"Economizing the Self: Mindfulness Therapeutics and Neoliberalism" considers how mindfulness discourse and practice functions as a therapeutic technique of neoliberal governance in the contemporary U.S. The project investigates the role of mindfulness psychology in the displacement of normative health programs with the institutionalized schema of well-being, and the political effects of mindfulness-based cognitive behavioral therapeutics and psychological accounts of subject-citizens. It looks to the contemporary widespread use of mindfulness practices in arenas as diverse as education, corporate culture, prisons, the military, policing, public health and personal wellness technology to argue that mindfulness is a potent technique for the self-valorization and realization of human capital. As a psychological discourse and prescriptive procedure, mindfulness both “objectivizes” the subject—transforming subjective phenomena into quantifiable data subject to manipulation—and constitutes an internal regime by which subjects work to self-actualize and govern themselves. The analysis of the various objects in these chapters furthers the conclusion that mindfulness therapeutics engender a depoliticization that expands the world-making project of neoliberalism by constricting political action to self-investment and rendering politics into a therapeutics of the self.
Chapter 1, “Actualizing the Self: Mindfulness and Regimes of Corporate Governance,” looks at how mindfulness is implemented in administrative strategies of corporate wellness to orient subjects to invest in their well-being and the well-being of the corporation, in order to show how these modes of managing and directing well-being intersect with neoliberal governance. Chapter 2, “Regulating the Self: Technologies of Mindfulness and Self-Care,” analyzes how mindfulness functions as form of consumer self-care that reduces life to a series of lifestyle choices, and how the technological mediation of mindfulness apps serves as form of quantifying the subjec in their daily life habits and reifying freedom as individual choice. Chapter 3, “Instructing the Self: Evidence-Based Practices and Pedagogical Therapeutics,” considers the role of knowledge in neoliberal therapeutics—both in its cultivation and calculation through best practices and in the dissemination and pedagogical administration of this knowledge through institutions of public health—to show how mindfulness operates as a technique for behavioral intervention and modification in the backdrop of increasingly privatized education and mental health services. Finally, Chapter 4, “Freeing the Self: The Politics of Mindfulness,” looks at representations of mindfulness in popular culture as a lifestyle that embodies freedom and the incorporation of mindfulness in government as a means of realizing the freedom of the individual and a cure for the nation. The dissertation ends by reflecting on both the limitations and possibilities presented by mindfulness for political organizing through investigating its relationship to political activism.
As a therapeutic technique for self-realization, mindfulness traffics as a means of self-enhancement, self-regulation, self-knowledge, and self-expression.

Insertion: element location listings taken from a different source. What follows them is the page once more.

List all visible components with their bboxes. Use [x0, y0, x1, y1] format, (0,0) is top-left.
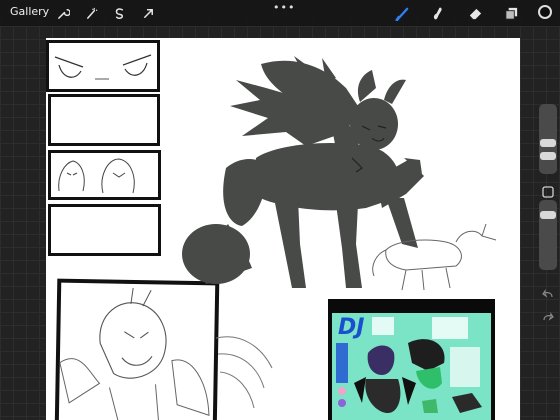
sketch-characters	[58, 158, 135, 194]
eraser-icon[interactable]	[466, 4, 484, 22]
comic-panel-2	[48, 94, 160, 146]
reference-sheet-image: DJ	[328, 299, 495, 420]
drawing-canvas[interactable]: DJ	[46, 38, 520, 420]
undo-icon[interactable]	[542, 285, 554, 298]
comic-panel-3	[48, 150, 161, 200]
brush-size-thumb[interactable]	[540, 139, 556, 147]
color-picker-button[interactable]	[538, 5, 552, 19]
redo-icon[interactable]	[542, 308, 554, 321]
top-toolbar: Gallery •••	[0, 0, 560, 26]
brush-opacity-thumb[interactable]	[540, 211, 556, 219]
smudge-icon[interactable]	[428, 4, 446, 22]
comic-panel-1	[46, 40, 160, 92]
brush-size-thumb-secondary	[540, 152, 556, 160]
selection-icon[interactable]	[110, 4, 128, 22]
reference-sheet-body: DJ	[332, 313, 491, 420]
sketch-eyes	[54, 54, 152, 80]
wrench-icon[interactable]	[54, 4, 72, 22]
layers-icon[interactable]	[502, 4, 520, 22]
brush-icon[interactable]	[393, 4, 411, 22]
sketch-wing-lines	[215, 336, 273, 409]
comic-panel-5	[54, 278, 220, 420]
gallery-button[interactable]: Gallery	[10, 5, 49, 18]
modify-button[interactable]	[542, 183, 554, 198]
more-options-button[interactable]: •••	[273, 1, 295, 14]
transform-arrow-icon[interactable]	[139, 4, 157, 22]
reference-sheet-art	[336, 317, 482, 413]
small-sketch-creature	[372, 223, 497, 291]
magic-wand-icon[interactable]	[82, 4, 100, 22]
sketch-winged-character	[59, 287, 210, 420]
comic-panel-4	[48, 204, 161, 256]
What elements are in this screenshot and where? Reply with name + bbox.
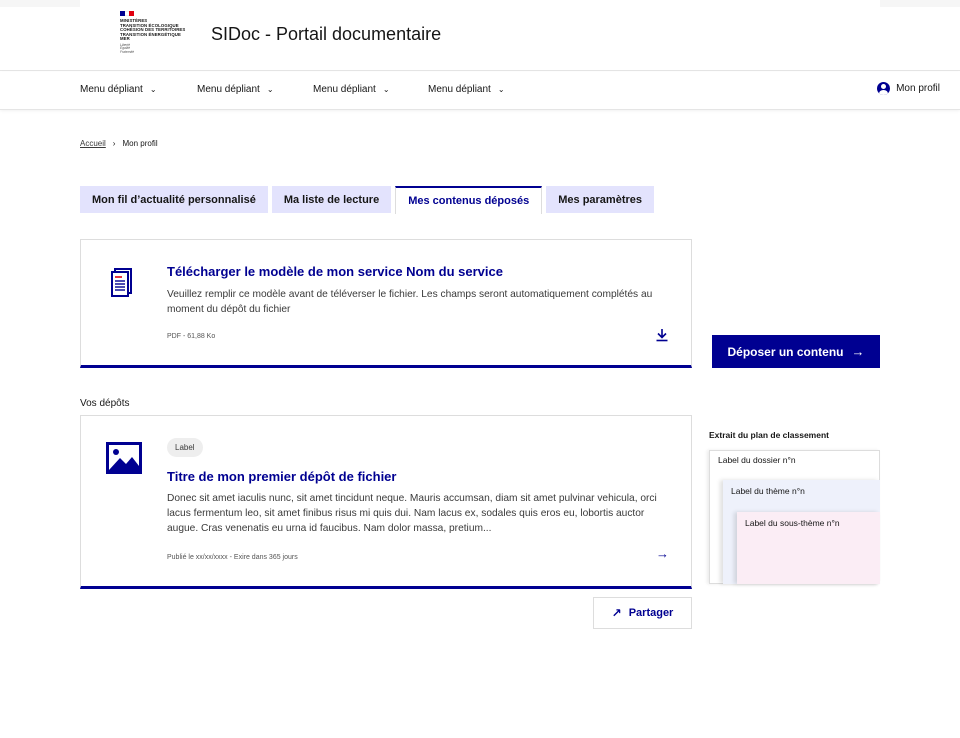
top-strip: [0, 0, 960, 7]
download-template-card[interactable]: Télécharger le modèle de mon service Nom…: [80, 239, 692, 368]
chevron-down-icon: ⌄: [382, 85, 390, 94]
external-link-icon: ↗: [611, 606, 622, 620]
nav-menu-3[interactable]: Menu dépliant ⌄: [313, 84, 390, 95]
main-navigation: Menu dépliant ⌄ Menu dépliant ⌄ Menu dép…: [0, 72, 960, 110]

The objects of analysis in this dissertation center on these self-realization techniques in order to shed light on the diverse ways in which mindfulness therapeutics are practiced and utilized in the socio-political landscape of the contemporary U.S. in a way that perpetuates the neoliberal values of entrepreneurial investment, flexibility, and individual responsibility. By examining the implementation of mindfulness in the arenas of work, the market, schools, government and political organizing, this project sheds light on how mindfulness is incorporated into neoliberal governance to engender a government of the self that extends the neoliberal project of economization and depoliticization into the arena of psychic life.